Mario: Our integration includes network forensics, email, EDR, and storage (like S3) whether local or cloud-based, or whether a commercial application is emitting transactions that need to be inspected. These are the starting points for scalable, in-depth file inspection. The primary benefit of ReversingLabs is to give organizations tens of thousands of indicators organized around a unified database schema that enables advanced search and hunting. On the other hand, ReversingLabs can integrate with a slew of security technologies like Sandbox for additional context, SOAR for orchestration, SIEM for alerting, and analytics solutions for hunting.
EA: What are some hunt-related trends you’re seeing in your customer base?

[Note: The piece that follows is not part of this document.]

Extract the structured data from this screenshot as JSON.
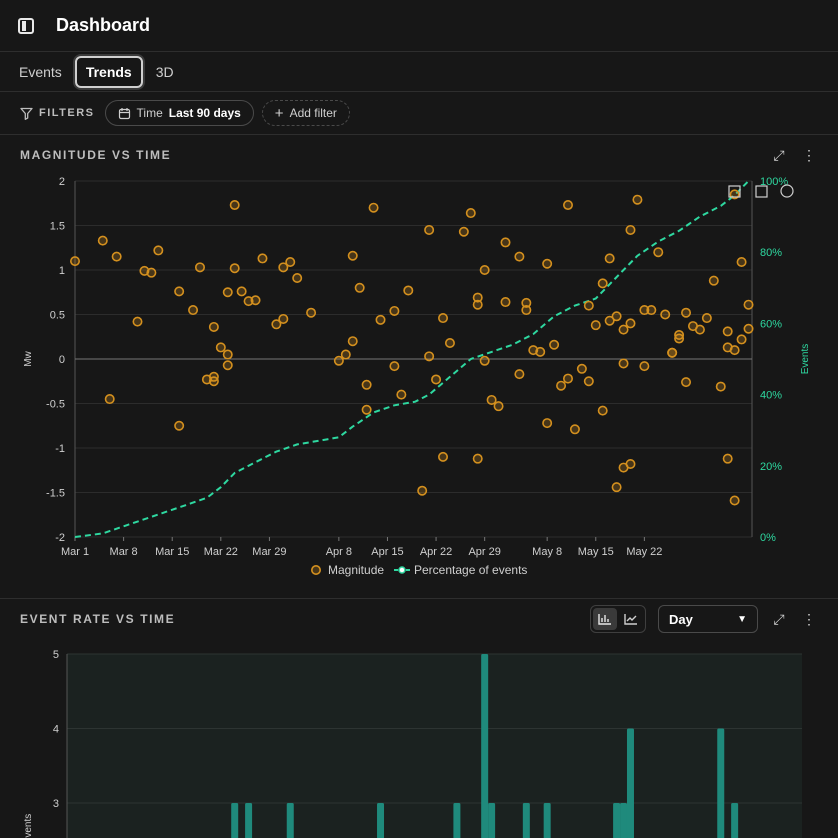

Mario: One trend involves analyzing components that cannot be detonated such as third-party updaters. As we already discussed, NotPetya's initial vector was not a document lure or an exploit, but a trusted third party software updater. Similarly, detonation was not helpful when analyzing proof-of-concept Spectre and Meltdown samples. Our customers are increasingly crafting complex rules, as can be expressed with YARA, to look for zero-day malware, activities of various APT groups, and to search for exfiltrated or sensitive data. For most global organizations, text search is really a binary problem as they operate in areas that do not run on western alphabets. Finally, only with binary search of richly extracted indicators, can one start discovering new document malformation techniques that are still a quintessential part of all phishing campaigns.